The Nissan turnaround

What principles did Carlos Ghosn use to achieve Nissan's spectacular turnaround? A shining example for any leader faced with the challenge of changing an organization rapidly.


There is no shortage of books that recount extraordinary corporate triumphs. However, this success story, “Turnaround,” is particularly valuable for the insights it offers to executives who must lead radical change in their organizations.

When Carlos Ghosn took over Nissan in 1999, the company was on the brink of disaster, with a staggering $22 billion debt, slumping sales, a declining image, etc. Just one year later, the automaker was profitable once again. By 2001, debt had been whittled down to $4 billion, operating profit was at a record high, and the popularity of the brands new models surpassed all expectations.

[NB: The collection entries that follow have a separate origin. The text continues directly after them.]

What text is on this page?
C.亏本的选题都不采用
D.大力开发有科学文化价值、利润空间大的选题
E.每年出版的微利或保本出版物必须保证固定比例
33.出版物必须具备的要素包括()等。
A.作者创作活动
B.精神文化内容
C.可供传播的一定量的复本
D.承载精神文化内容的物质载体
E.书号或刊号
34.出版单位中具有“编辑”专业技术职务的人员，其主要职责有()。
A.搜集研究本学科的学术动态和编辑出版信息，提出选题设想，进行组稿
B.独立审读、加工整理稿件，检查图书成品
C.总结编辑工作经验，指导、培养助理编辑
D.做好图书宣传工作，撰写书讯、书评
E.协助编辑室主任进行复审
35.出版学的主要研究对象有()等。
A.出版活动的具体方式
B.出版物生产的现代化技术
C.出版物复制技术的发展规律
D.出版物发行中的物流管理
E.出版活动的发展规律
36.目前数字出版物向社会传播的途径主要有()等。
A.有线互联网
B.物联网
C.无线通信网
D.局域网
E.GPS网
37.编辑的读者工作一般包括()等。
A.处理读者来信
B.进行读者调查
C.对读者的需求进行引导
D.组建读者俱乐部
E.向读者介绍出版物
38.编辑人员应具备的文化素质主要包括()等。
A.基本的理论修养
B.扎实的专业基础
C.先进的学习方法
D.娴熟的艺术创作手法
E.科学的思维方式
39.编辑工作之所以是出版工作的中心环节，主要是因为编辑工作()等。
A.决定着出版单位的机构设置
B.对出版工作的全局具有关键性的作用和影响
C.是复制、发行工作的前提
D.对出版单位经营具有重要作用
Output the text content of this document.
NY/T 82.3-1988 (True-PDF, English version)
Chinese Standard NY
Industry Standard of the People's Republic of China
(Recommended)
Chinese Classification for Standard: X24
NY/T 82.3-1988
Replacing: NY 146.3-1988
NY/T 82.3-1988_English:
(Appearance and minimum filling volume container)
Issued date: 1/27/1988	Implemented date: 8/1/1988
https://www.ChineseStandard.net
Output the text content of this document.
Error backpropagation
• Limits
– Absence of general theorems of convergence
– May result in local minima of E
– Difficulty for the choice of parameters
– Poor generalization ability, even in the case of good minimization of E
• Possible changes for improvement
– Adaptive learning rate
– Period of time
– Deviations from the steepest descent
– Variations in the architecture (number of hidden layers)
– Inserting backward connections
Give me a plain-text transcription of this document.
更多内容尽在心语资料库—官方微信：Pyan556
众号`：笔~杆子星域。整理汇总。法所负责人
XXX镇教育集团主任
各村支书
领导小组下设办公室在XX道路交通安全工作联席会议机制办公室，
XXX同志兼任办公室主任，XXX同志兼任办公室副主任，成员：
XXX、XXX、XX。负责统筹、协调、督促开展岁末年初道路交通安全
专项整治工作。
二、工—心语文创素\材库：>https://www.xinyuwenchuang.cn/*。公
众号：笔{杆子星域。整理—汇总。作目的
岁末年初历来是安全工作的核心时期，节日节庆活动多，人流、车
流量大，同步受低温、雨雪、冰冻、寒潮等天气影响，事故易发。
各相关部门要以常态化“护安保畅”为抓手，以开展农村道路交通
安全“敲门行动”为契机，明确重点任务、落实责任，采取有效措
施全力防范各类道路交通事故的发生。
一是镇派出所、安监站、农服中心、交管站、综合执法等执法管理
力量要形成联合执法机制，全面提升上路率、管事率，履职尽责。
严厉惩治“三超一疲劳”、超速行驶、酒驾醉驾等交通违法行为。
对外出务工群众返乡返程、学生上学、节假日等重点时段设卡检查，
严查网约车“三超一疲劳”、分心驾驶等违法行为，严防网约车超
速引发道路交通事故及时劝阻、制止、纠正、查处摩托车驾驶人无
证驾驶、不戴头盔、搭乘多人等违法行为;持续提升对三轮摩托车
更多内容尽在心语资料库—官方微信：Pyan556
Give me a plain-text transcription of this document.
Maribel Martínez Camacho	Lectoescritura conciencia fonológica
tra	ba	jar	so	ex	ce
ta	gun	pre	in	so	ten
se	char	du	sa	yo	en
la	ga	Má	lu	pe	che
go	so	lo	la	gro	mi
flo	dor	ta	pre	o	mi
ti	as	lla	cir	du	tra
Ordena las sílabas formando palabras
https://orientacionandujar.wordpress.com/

As a journalist, David Magee was curious to study this incredible recovery. He concludes that Nissan’s turnaround was largely attributable to the highly personal management style of Ghosn himself. In particular, four management principles guided Nissan’s revival plan:

– Firmly commit to results and be open about progress to restore trust.

– Decide and act quickly. Speed is essential to achieve a big recovery successfully.

– Don’t impose prefabricated solutions. Instead, look for ideas within the organization.

– Respect cultural differences, but be willing to break with tradition.